For surface car parks, the agencies noted that land occupied by these spaces in the city centre is generally “safeguarded for other long-term uses” and are often used as interim spots before they are developed.
“Some of these car parks also present opportunities for us to experiment and inject new and differentiated lifestyle offerings in the city,” said the agencies, pointing to trials at the former car park at Grange Road in the Orchard shopping belt.
An independent cinema and hawker stalls have now been planned for it.
WHICH CAR PARKS WOULD BE THE FIRST TO GO?
To LKYSPP’s Dr Barter, work-related parking presents “the biggest opportunity”.
“One work trip takes a whole parking space for eight, nine, 10 hours.

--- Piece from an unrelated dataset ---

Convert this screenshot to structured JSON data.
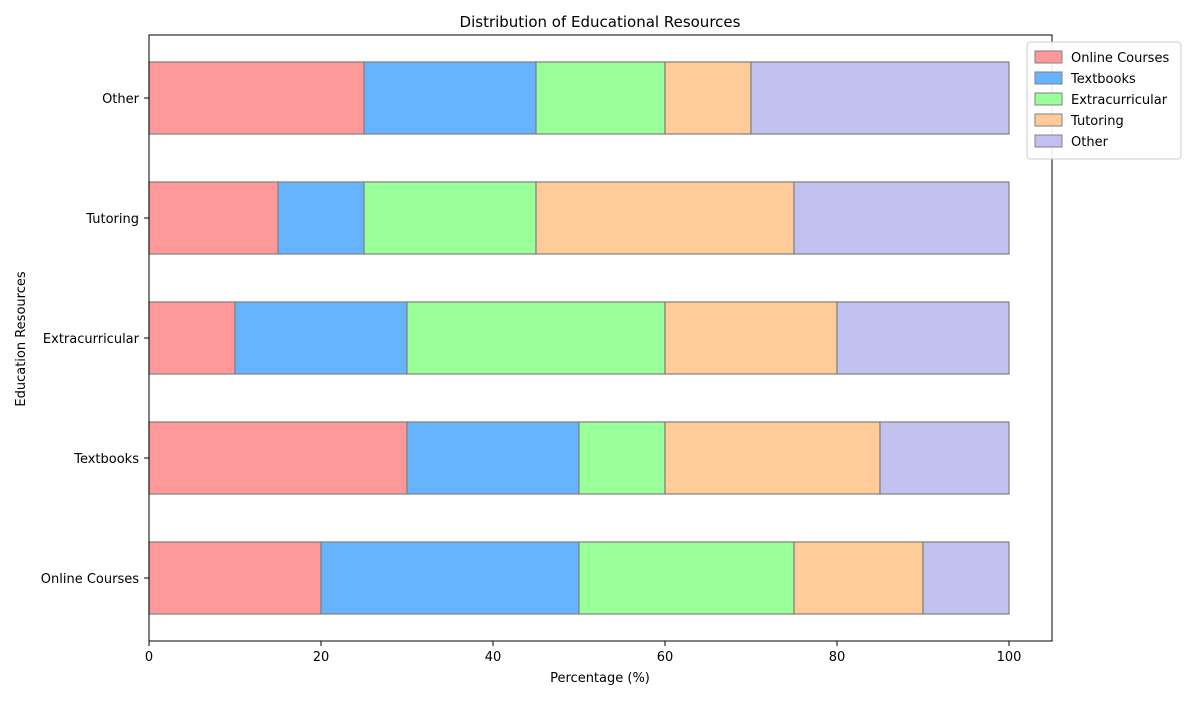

If you can get a small percentage of people to choose a different mode of transport, you’re opening a lot of parking space,” he said.
ULI’s Mr Dunn added that the strongest candidates for conversion would be those nearer to transit nodes, as they are already well-connected and people in those areas would have less of a need for cars.
The central business district is another prime choice, as space there is already tight and the area houses a higher proportion of expatriates who may not own cars, said Mr Dunn.
In fact, the agencies noted that owners of buildings in the city area and those close to train stations can already submit proposals to convert their extra parking spaces into other uses.
One development that has done so is Chevron House in Raffles Place, which has converted its spare parking space to a gym.
CONSTRAINTS AND CHALLENGES
A challenge in conversion is that some car parks were not designed for much else, given their low floor-to-ceiling ratios, Mr Dunn pointed out.
But the bigger problem might be pushback from stakeholders, experts said.
“What people worry about is that if this goes too far too fast, there will be frustration, people can’t find parking,” said LKYSPP’s Dr Barter.
The key is to make incremental changes in strategic locations to warm people up to the idea, he said.
These should be complemented by efforts to regulate demand and supply for remaining car parks, using levers such as pricing, he added.
Above all, observers stressed that all parking removals must be supplemented by stronger mobility networks, such as more public transport or walking options.
“In a car-lite vision, parking is just a piece to that whole transformation. You need a lot of other support facilities to help encourage people to be able to use public transport, cycle and walk, which include end-trip facilities,” said Mr Dunn.
“For most people, if you make things easy and convenient, people opt for the easiest way.”